Oh since I read about that squirting scarecrow, yeah, I've got plans for LOTS of those  :Big Grin:

----------


## mtman22

Dead drops are when we had Russians working for us and they had like film or something that they wanted to give our spies over in Russia they would hide it in dead animal carcases because who would go picking up dead rats so they figured it was safe but birds and other animals would pick them up and take off with them for food so they tried many different substances to keep animals away from them, hence the Tabasco sauce, it worked the best.
so my sugestion is to try sprinkling some tabasco on the plants or an old rag and leave it in spots in garden to keep the cats out. havent tried it my self but it's worth a shot.

----------


## crashdive123

Actually the term dead drop - in the realm of espionage referred to the exchanging of something (information, papers, parts, whatever) without a face to face exchange.  The person leaving the material (in a prearranged spot) would then signal the person picking up the material (might be a chalk mark, pile of stones, whatever signal was prearranged).  The receiver of material then knew to pick up the material.  Think of it like putting mail in your mailbox for pick up and raising the little flag to signal that there was something for pick up.  It had absolutely nothing to do with dead animals.

----------


## trax

what's going on here? Are we supposed to try sprinkling dead Russians in the yard to keep cats out?

----------


## mtman22

the other thing is have all your neighbor kids come over for a camp out with there sling shots and tell them for every cat they get you will give them a quarter.

----------


## Rick

If I understand it correctly you are supposed to drop dead Russians in your garden. I must say, that's a long way to travel and a lot of work just to keep cats out of your garden.

----------


## Omid

> does anyone have any ideas on how to keep cats out of my yard/garden? they crap in the garden with its litter-box-like freshly turned soil. i have heard of things like bottled panther urine, perhaps bottled coyote pee? lol. any and all ideas are welcome, i didn't plant my crops for them to ruin with their nasty fertilizer. thanks folks.

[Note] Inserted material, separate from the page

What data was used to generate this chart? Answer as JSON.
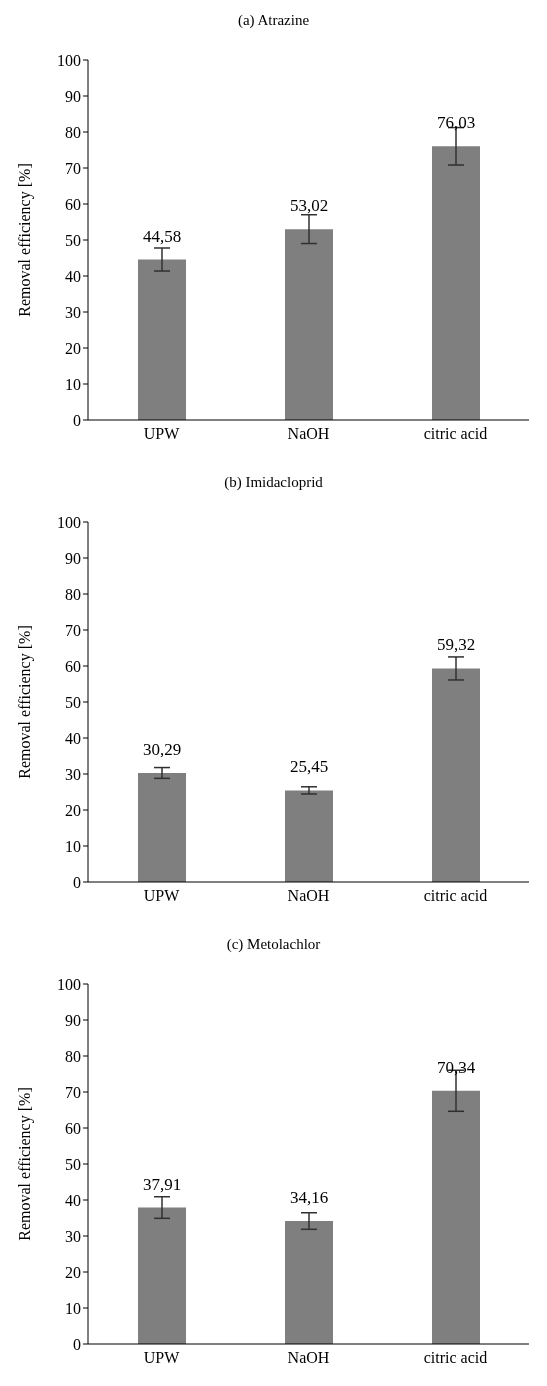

i dont like cats either. My friend had this nasty cat who scratches badly...
Anyway, my other friend had the same problem as u. he somehow caught it in a bag and drove a long way and dropped the cat off behind a path mark.

What u need to do is get two people and wear thick gloves. Get a strong bag. One person act nice to the cat and pet it on the head. Have the other person ready the bag. MAKE SURE THE CAT DOES NOT SEE THE BAG> DO NOT PUT THE CAT HEAD FIRST OR IT WILL RUN OFF. Ok get the cat in the bag and close it quick.

----------


## TrappinGal

anti freeze is not a good idea. 

if your gonna kill them just shoot them out right, dont poison them to suffer and die.

dogs love the taste of antifreeze too so id be careful even considering it.

if theyre feral cats use a cage trap then dispatch and dispose of them elsewhere. 

if you know its your neighbors id tell em to keep it on their property or it would be fair game.

----------